1 Technological advancement
Everything that can be invented has been invented.
(The Commissioner of the United States Office of Patents, 1899, recommending that his office be abolished, quoted in The Economist, 2000, p. 5)
There is nothing now to be foreseen which can prevent the United States from enjoying an era of business prosperity which is entirely without equal in the pages of trade history.
The rise of information and communication technologies (ICT) – that is, computers, software, telecommunications and the internet – and the large impact that these new technologies are having on the way that society functions, have prompted many to claim that we have entered a new era, often referred to as the ‘Third Industrial Revolution’, the ‘information age’ or the ‘new economy’. Previous industrial revolutions were also linked to the rise of new technologies: the First Industrial Revolution, concentrated in Britain from around 1760 to 1850, introduced Cort's puddling and rolling process for making iron, Crompton's mule for spinning cotton and the Watt steam engine; the Second Industrial Revolution, from around 1890 to 1930, witnessed the development of electricity, the internal-combustion engine, the railway and the chemical industry. In each of these cases, the new technologies allowed new industries to develop and economic growth to increase.
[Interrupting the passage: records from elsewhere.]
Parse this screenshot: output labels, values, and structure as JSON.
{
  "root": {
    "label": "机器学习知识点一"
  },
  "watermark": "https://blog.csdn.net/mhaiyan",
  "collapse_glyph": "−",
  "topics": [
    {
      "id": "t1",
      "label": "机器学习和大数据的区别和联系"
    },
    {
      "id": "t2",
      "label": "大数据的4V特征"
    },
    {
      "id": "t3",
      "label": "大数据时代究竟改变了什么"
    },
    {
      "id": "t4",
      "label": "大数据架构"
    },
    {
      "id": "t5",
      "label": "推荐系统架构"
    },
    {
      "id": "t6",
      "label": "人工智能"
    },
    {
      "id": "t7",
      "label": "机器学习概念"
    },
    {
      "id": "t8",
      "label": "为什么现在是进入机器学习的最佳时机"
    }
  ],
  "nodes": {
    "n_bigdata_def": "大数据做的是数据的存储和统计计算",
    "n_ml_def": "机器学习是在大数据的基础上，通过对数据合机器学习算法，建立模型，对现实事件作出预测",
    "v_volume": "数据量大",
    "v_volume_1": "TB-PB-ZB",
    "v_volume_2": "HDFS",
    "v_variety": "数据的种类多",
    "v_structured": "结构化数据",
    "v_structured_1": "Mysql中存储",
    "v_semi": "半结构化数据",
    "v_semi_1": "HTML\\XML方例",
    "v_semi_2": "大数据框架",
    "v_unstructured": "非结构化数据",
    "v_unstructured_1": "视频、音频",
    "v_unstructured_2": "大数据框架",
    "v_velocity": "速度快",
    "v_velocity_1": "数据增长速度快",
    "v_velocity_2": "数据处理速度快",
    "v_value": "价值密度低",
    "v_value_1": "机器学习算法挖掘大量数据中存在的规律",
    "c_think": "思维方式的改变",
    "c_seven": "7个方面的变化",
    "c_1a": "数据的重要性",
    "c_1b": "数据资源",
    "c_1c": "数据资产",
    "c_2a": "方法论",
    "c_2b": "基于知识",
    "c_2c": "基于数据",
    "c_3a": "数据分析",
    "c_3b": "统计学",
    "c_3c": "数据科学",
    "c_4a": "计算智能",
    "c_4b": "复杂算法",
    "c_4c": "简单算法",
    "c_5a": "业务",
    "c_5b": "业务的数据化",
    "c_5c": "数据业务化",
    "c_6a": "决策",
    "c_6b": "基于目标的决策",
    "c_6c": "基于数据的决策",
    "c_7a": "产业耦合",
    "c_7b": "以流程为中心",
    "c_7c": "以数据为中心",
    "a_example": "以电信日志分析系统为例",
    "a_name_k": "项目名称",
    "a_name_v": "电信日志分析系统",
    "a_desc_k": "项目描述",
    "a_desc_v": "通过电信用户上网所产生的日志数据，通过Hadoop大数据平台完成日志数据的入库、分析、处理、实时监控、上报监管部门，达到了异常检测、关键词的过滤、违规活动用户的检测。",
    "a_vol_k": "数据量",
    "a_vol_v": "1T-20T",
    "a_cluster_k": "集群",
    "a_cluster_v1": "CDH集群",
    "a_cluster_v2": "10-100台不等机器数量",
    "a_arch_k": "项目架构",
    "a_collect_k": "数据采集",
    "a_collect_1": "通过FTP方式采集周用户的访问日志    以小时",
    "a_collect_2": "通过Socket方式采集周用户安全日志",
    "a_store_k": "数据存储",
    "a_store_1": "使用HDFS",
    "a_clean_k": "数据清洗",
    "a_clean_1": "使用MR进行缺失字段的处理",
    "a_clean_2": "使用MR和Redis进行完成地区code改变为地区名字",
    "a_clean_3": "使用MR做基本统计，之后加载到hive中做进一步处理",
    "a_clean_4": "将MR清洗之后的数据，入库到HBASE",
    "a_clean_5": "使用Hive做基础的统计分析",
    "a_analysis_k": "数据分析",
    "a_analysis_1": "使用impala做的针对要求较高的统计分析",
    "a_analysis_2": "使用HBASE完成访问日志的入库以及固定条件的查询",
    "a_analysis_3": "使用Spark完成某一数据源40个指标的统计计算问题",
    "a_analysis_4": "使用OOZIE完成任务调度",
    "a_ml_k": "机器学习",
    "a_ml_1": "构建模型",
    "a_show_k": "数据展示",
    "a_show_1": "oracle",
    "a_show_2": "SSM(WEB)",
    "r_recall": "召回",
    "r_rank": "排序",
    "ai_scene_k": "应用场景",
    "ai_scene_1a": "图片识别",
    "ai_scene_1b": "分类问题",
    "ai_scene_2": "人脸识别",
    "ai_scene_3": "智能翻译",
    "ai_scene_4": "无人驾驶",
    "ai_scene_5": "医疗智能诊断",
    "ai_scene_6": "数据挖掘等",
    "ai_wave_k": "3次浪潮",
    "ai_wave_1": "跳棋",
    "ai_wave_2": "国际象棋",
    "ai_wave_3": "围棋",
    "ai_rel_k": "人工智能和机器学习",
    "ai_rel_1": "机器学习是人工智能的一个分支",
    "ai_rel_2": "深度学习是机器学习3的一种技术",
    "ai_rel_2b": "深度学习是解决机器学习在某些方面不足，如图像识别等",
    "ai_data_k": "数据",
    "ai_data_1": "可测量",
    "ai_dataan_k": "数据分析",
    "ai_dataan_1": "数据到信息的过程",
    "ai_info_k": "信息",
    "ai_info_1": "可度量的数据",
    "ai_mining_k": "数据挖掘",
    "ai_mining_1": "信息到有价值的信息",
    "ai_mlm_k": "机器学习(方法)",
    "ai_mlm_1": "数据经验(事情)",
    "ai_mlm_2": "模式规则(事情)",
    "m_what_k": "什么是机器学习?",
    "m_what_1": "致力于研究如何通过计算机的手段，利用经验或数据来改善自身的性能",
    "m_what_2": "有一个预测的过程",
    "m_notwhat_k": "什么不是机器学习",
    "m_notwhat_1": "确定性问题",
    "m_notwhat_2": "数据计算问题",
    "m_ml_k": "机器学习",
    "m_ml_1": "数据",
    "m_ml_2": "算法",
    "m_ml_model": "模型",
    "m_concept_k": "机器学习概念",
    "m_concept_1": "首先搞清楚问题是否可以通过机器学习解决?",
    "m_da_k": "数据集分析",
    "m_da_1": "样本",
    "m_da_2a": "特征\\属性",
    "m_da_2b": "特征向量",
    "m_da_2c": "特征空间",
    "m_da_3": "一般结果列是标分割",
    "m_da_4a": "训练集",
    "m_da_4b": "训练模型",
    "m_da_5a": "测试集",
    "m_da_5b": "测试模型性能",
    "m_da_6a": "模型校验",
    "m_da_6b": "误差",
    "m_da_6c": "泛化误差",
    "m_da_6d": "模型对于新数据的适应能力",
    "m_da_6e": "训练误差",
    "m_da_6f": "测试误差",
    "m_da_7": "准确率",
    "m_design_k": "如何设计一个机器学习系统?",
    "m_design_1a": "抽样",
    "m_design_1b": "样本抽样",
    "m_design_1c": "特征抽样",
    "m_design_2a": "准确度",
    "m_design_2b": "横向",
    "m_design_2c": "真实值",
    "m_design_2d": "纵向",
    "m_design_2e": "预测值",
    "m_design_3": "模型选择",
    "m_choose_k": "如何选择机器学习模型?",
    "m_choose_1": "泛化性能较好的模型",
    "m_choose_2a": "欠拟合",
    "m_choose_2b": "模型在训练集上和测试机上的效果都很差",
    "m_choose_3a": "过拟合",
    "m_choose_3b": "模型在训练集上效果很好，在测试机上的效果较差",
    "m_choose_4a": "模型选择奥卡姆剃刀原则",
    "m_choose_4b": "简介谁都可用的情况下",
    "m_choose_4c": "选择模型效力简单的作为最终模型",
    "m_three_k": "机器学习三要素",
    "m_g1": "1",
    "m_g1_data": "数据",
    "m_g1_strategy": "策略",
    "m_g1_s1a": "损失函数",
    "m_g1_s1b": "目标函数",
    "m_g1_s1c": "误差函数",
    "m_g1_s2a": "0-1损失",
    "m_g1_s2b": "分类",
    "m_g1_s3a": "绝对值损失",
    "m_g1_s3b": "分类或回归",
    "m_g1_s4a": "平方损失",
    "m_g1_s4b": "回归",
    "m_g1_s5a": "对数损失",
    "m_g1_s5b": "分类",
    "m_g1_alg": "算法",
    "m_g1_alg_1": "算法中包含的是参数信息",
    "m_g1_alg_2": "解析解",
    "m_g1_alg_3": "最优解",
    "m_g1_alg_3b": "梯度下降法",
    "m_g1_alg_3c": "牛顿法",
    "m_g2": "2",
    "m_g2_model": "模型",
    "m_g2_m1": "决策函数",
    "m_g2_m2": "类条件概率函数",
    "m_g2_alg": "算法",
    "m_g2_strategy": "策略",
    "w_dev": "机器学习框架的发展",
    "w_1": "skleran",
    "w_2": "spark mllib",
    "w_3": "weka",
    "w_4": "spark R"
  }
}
The concept of the ‘new economy’ is thus a claim that the emergence of new information technology (IT) was responsible for the economic prosperity (e.g. rising incomes, rising employment) experienced by most Western countries in the 1990s. This was the decade in which personal computers (PCs) were diffused throughout the economy, and the decade which saw the commercial rise of the World Wide Web. The PC reached a 50 per cent household penetration rate in the USA only in 1999, while before 1990 the internet was used mainly by the US Defense Department, not for commercial purposes.
However, as the two introductory quotations indicate, proclamations that we have entered a ‘new’ era are not new. In fact, the advent of electricity, the internal-combustion engine and the radio telegraph witnessed similar proclamations about the future. They too emerged during periods of prosperity; for example, electricity and the automobile diffused through the economy during the prosperous and ‘Roaring’ 1920s. So how can we tell whether we are really entering a qualitatively new era or whether recent changes have simply been a quantitative extension of the past?
This course uses tools and frameworks from economics to study this question. It focuses on the historical and theoretical relationship between changes in technology, productivity and economic growth. The key driving force discussed will be technological change: that is, organisational and technical changes in the way that societies organise production and distribution. The question is: what exactly is so new about the ‘new economy’? Some economists focus was on the effect of new technologies and work practices on the way that people live and work, here the focus is on the organisation and evolution of firms and industries.
In each industrial revolution (including the current one), important non-technological factors have influenced industry dynamics and growth. Socio-political factors have been particularly prominent. For example, the rise of industrial trade unions in the Second Industrial Revolution greatly affected firm-level, industry-level and country-level growth. In this course, however, the analysis is limited to the role of technology.
We shall conduct our investigation by focusing on two related questions, neither of which has a clear-cut answer. The goal of the course is to help you to think about these questions using concepts and tools from economics.
First, after a brief overview of the concept of the industrial revolution, I shall ask whether the rise of IT has significantly affected economic growth, as new technologies did in previous eras. Focusing on the effect of technology on economy-wide growth implies that the perspective is a macroeconomic one. Macroeconomics looks at the functioning of the economy as a whole.
Second, I shall take a more microeconomic perspective. Microeconomics looks at the functioning of individual elements of the economy, whether they be consumers, firms, industries or markets. I shall ask whether the rise of new information technologies has fundamentally changed the way that individual firms and industries operate. To do this, I shall compare the patterns that characterised the early phase of a traditional industry with those that characterised the early phase of a relatively new industry. The traditional industry (one that is today considered to be relatively ‘mature’, not high growth) is the US automobile industry from 1900 to 1930, while the relatively new industry is the personal computer industry from 1975 to 2000. The similarities will lead us to ask whether we are really in a ‘new economy’ or simply in an economy driven, as in some past eras, by the development of new industries.